Steady Rates Amid Big Government Plansby Tim Manni
Despite the anticipation that surrounded the government’s unveiling of their latest housing-rescue initiative, mortgage rates were only marginally inspired. According to the latest issue of HSH’s Market Trends Newsletter, Steady Rates Amid Big Government Plans, “The government’s plans to spend hundreds of billions of dollars to goose the economy, plus hundreds of billions more for housing and mortgage markets, failed to produce much enthusiasm.”

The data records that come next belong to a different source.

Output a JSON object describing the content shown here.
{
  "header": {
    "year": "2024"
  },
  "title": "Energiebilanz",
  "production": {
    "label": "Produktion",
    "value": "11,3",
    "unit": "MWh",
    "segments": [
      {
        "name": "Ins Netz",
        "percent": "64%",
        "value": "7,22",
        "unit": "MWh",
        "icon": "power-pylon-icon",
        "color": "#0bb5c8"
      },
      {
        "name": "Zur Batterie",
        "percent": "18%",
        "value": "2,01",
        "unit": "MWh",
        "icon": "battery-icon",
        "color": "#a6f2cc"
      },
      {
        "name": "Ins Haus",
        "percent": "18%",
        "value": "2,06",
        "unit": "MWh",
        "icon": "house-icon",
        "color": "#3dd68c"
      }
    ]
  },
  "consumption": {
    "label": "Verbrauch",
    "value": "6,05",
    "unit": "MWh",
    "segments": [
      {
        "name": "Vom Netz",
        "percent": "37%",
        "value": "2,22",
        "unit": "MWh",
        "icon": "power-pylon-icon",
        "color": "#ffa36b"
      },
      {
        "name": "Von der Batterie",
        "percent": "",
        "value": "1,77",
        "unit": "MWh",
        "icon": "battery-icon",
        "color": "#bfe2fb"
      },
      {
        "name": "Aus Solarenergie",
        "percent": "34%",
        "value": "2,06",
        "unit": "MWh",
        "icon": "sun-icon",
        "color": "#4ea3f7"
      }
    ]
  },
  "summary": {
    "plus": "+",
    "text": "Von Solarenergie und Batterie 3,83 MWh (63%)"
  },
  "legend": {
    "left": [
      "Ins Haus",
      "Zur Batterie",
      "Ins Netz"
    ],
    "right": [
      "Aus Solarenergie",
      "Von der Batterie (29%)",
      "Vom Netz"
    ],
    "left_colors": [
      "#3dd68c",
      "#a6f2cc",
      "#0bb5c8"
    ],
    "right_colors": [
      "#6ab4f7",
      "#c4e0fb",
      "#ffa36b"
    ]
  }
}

“Mortgage rates held firm throughout considerable market turbulence. The holiday-shortened week saw HSH’s overall average for the cost of mortgage money — our Fixed-Rate Mortgage Indicator (includes conforming, jumbo and ‘expanded conforming’ interest rates) — rise by three basis points to land at 5.79%. The FRMI’s 5/1 Hybrid counterpart rose by a lone basis point to 5.55%. Conforming FRM rates eased to an average 5.22%, while 30-year FRM jumbos rose by eight basis points.”
“Good news is still hard to come by with regards to housing. However, low (if erratic) mortgage rates do seem to be having at least some effect. The National Association of Homebuilders index of member sentiment moved one tick higher in February to land at 9, up from a record low in January. Not much improvement, but some, and three out of the four regions in the survey noted improvement (the Northeast being the exception, but we suspect weather issues played a role there). The survey noted that “traffic of potential buyers” climbed to 11, it’s highest number since October.”
“As mortgage rates eased off last week, applications for mortgages increased, and the “application for purchase” index reported by the Mortgage Bankers Association of America saw its first lift in a month. Refi activity, of course, flared much higher, but we are more encouraged at signs of some homebuying activity.”